General outline and financial impact

Thin capitalisation

This bill inserts Division 820 into the ITAA 1997 which contains the new thin capitalisation regime. It also makes consequential amendments to both the ITAA 1997 and the ITAA 1936 as a result of new Division 820. The measures in this bill will:

apply to both foreign entities investing in Australia, and to Australian entities investing overseas;
set a limit on the amount of debt that can be used to finance the Australian operations of non-ADIs;
set a minimum level for the amount of equity capital that is required to be used to finance the Australian operations of ADIs;
require certain non-resident entities carrying on business through permanent establishments in Australia (Australian permanent establishments) to prepare financial statements;
repeal the existing thin capitalisation regime;
repeal the existing debt creation regime;
repeal the existing provisions dealing with the capitalisation of foreign bank branches;
amend the existing provisions that deal with the deductibility of interest expenses for outward investors;
amend section 389 of the ITAA 1936 to ensure the new thin capitalisation provisions are excluded from the calculation of attributable income;
amend the record-keeping provisions of the ITAA 1936 to include records that must be kept for the purposes of the new thin capitalisation regime;
amend section 128F of the ITAA 1936 to allow Australian permanent establishments to gain access to the interest withholding tax exemption under that provision; and
amend section 128F to replace the definition of the term associates.

Date of effect: The dates of effect of the measures are as follows:

the new thin capitalisation regime will apply from the start of a taxpayers first year of income beginning on or after 1 July 2001;
Australian permanent establishments will be required to prepare financial statements from the start of their first year of income beginning on or after 1 July 2002;
the current thin capitalisation regime, the current debt creation regime, and the current provisions dealing with the capitalisation of foreign bank branches, will be repealed as of 1 July 2001 but will continue to operate for our income year commencing before 1 July 2001;
the amendments to the provisions that deal with the deductibility of interest expense for outward investors will take effect from an income year beginning on or after 1 July 2001;
the amendment to allow Australian permanent establishments to gain access to section 128F will apply to debentures issued on or after 1 July 2001; and
the amendment to section 128F to replace the definition of the term associates will apply from 1 July 2001.

Proposal announced: This proposal was originally announced in Treasurers Press Release No. 74 of 11 November 1999 (in particular, refer to Attachment G of that Press Release). Changes to the proposal were announced in Treasurers Press Release No. 38 of 22 May 2001.

Financial impact: The financial impact of these measures will be a gain to the revenue as outlined in the following table:

2001-2002 2002-2003 2003-2004 2004-2005
$10 million $395 million $350 million $350 million

Compliance cost impact: A separate regulation impact statement is available for the measures in this bill.
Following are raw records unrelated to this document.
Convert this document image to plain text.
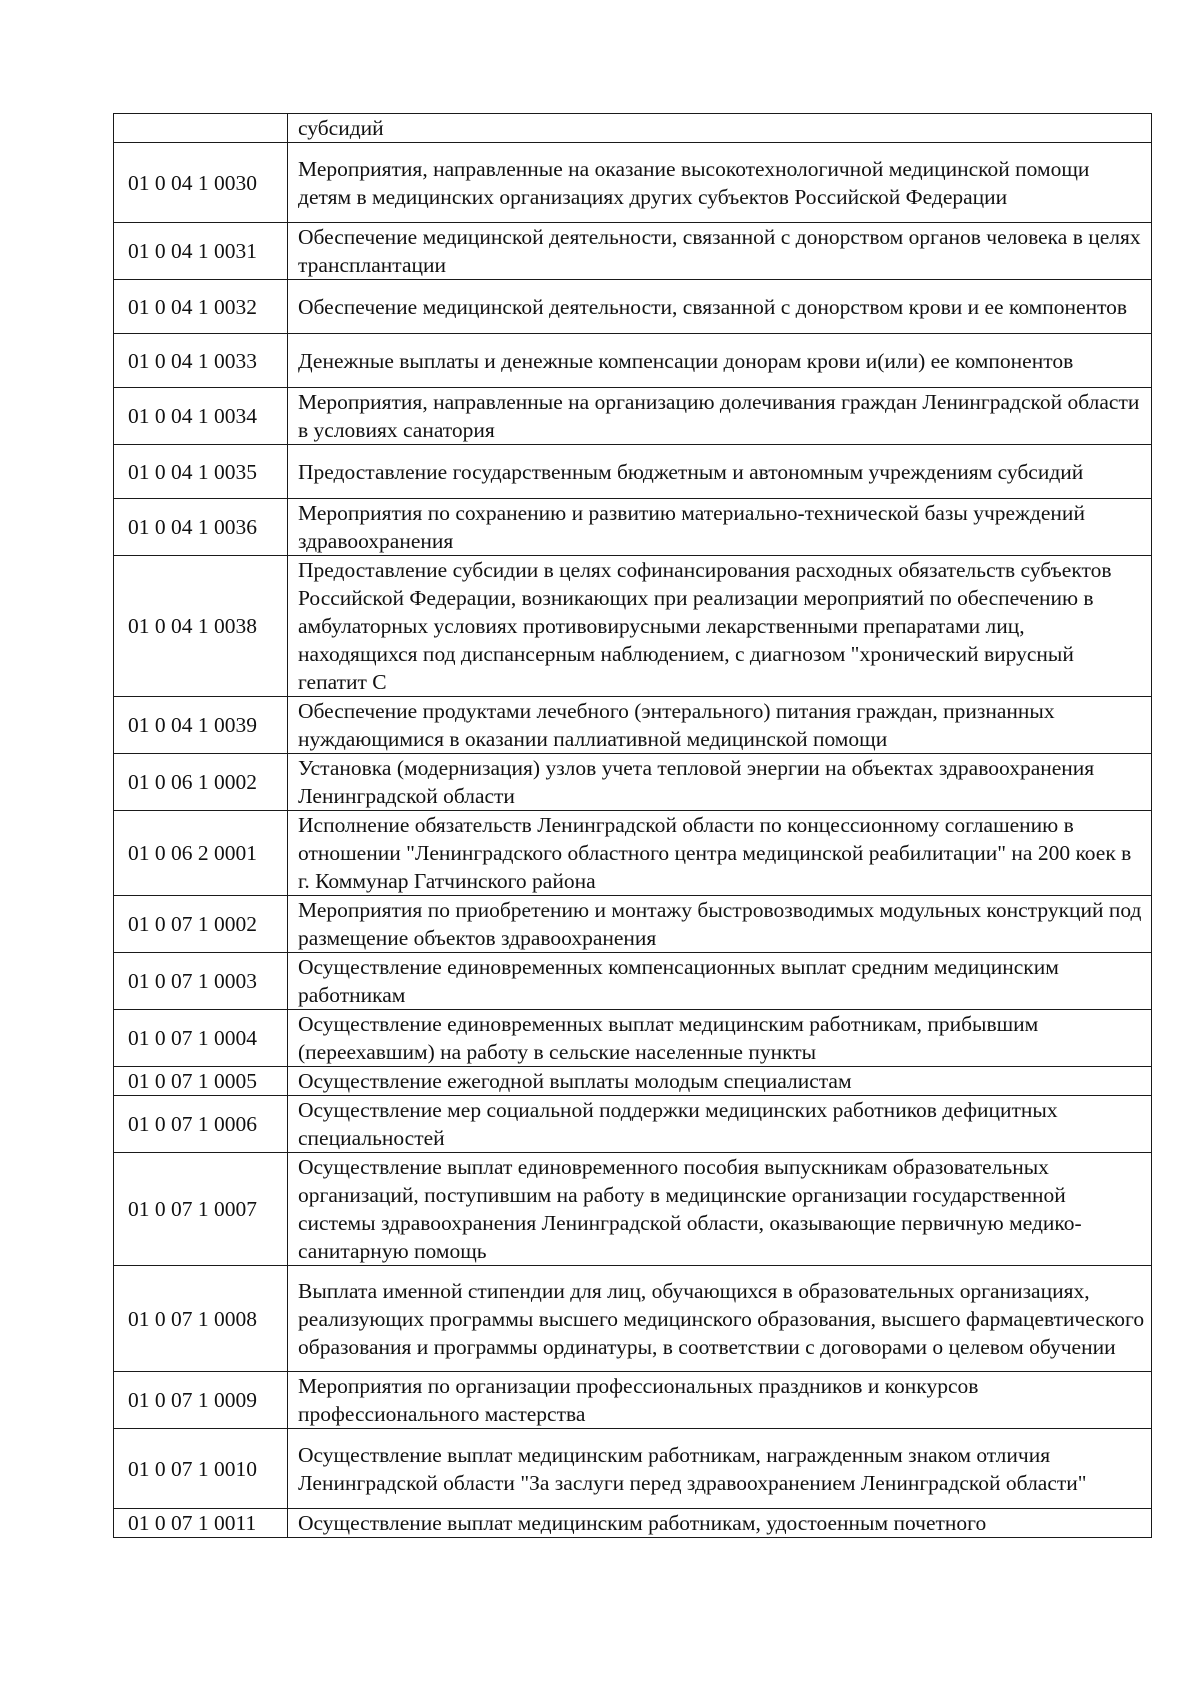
	субсидий
01 0 04 1 0030	Мероприятия, направленные на оказание высокотехнологичной медицинской помощи детям в медицинских организациях других субъектов Российской Федерации
01 0 04 1 0031	Обеспечение медицинской деятельности, связанной с донорством органов человека в целях трансплантации
01 0 04 1 0032	Обеспечение медицинской деятельности, связанной с донорством крови и ее компонентов
01 0 04 1 0033	Денежные выплаты и денежные компенсации донорам крови и(или) ее компонентов
01 0 04 1 0034	Мероприятия, направленные на организацию долечивания граждан Ленинградской области в условиях санатория
01 0 04 1 0035	Предоставление государственным бюджетным и автономным учреждениям субсидий
01 0 04 1 0036	Мероприятия по сохранению и развитию материально-технической базы учреждений здравоохранения
01 0 04 1 0038	Предоставление субсидии в целях софинансирования расходных обязательств субъектов Российской Федерации, возникающих при реализации мероприятий по обеспечению в амбулаторных условиях противовирусными лекарственными препаратами лиц, находящихся под диспансерным наблюдением, с диагнозом "хронический вирусный гепатит С
01 0 04 1 0039	Обеспечение продуктами лечебного (энтерального) питания граждан, признанных нуждающимися в оказании паллиативной медицинской помощи
01 0 06 1 0002	Установка (модернизация) узлов учета тепловой энергии на объектах здравоохранения Ленинградской области
01 0 06 2 0001	Исполнение обязательств Ленинградской области по концессионному соглашению в отношении "Ленинградского областного центра медицинской реабилитации" на 200 коек в г. Коммунар Гатчинского района
01 0 07 1 0002	Мероприятия по приобретению и монтажу быстровозводимых модульных конструкций под размещение объектов здравоохранения
01 0 07 1 0003	Осуществление единовременных компенсационных выплат средним медицинским работникам
01 0 07 1 0004	Осуществление единовременных выплат медицинским работникам, прибывшим (переехавшим) на работу в сельские населенные пункты
01 0 07 1 0005	Осуществление ежегодной выплаты молодым специалистам
01 0 07 1 0006	Осуществление мер социальной поддержки медицинских работников дефицитных специальностей
01 0 07 1 0007	Осуществление выплат единовременного пособия выпускникам образовательных организаций, поступившим на работу в медицинские организации государственной системы здравоохранения Ленинградской области, оказывающие первичную медико-санитарную помощь
01 0 07 1 0008	Выплата именной стипендии для лиц, обучающихся в образовательных организациях, реализующих программы высшего медицинского образования, высшего фармацевтического образования и программы ординатуры, в соответствии с договорами о целевом обучении
01 0 07 1 0009	Мероприятия по организации профессиональных праздников и конкурсов профессионального мастерства
01 0 07 1 0010	Осуществление выплат медицинским работникам, награжденным знаком отличия Ленинградской области "За заслуги перед здравоохранением Ленинградской области"
01 0 07 1 0011	Осуществление выплат медицинским работникам, удостоенным почетного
Summary of regulation impact statement

Regulation impact on business

Impact: The measures contained in this bill are part of the Governments broad ranging reforms that will give Australia a New Business Tax System. These reforms are based on the recommendations of the Review of Business Taxation that the Government established to consider reforms to Australias business tax system.

Any increase in compliance costs will be offset by broader economic benefits from increasing the integrity of the tax system.

Main points:

The objective of the thin capitalisation regime is to ensure that multinational entities do not allocate an excessive amount of debt to their Australian operations. This is to prevent multinational entities taking advantage of the differential tax treatment of debt and equity to minimise their Australian tax. More generally, as a measure introduced as part of the New Business Tax System it will also contribute to the fairness and equity of the tax system, by maintaining the integrity of the Australian tax base.
The New Business Tax System will provide Australia with an internationally competitive business tax system that will create the environment for achieving higher economic growth, more jobs and improved savings. The measures in this bill will contribute to that end by improving the integrity of the tax system by preventing multinational taxpayers who are able to shift debt around the world from obtaining an unfair competitive advantage by doing so.
Potential compliance, administrative and economic impacts of the measures contained in this bill have been carefully considered by the Review of Business Taxation and the business sector. Substantial consultation with the business sector was undertaken both as part of the Review of Business Taxation and the ongoing development and finalisation of the measures.
The measures will contribute significantly to the fairness and integrity of the tax system by reducing the opportunities to avoid tax which arise from complexities and certain anomalies in the current thin capitalisation legislation.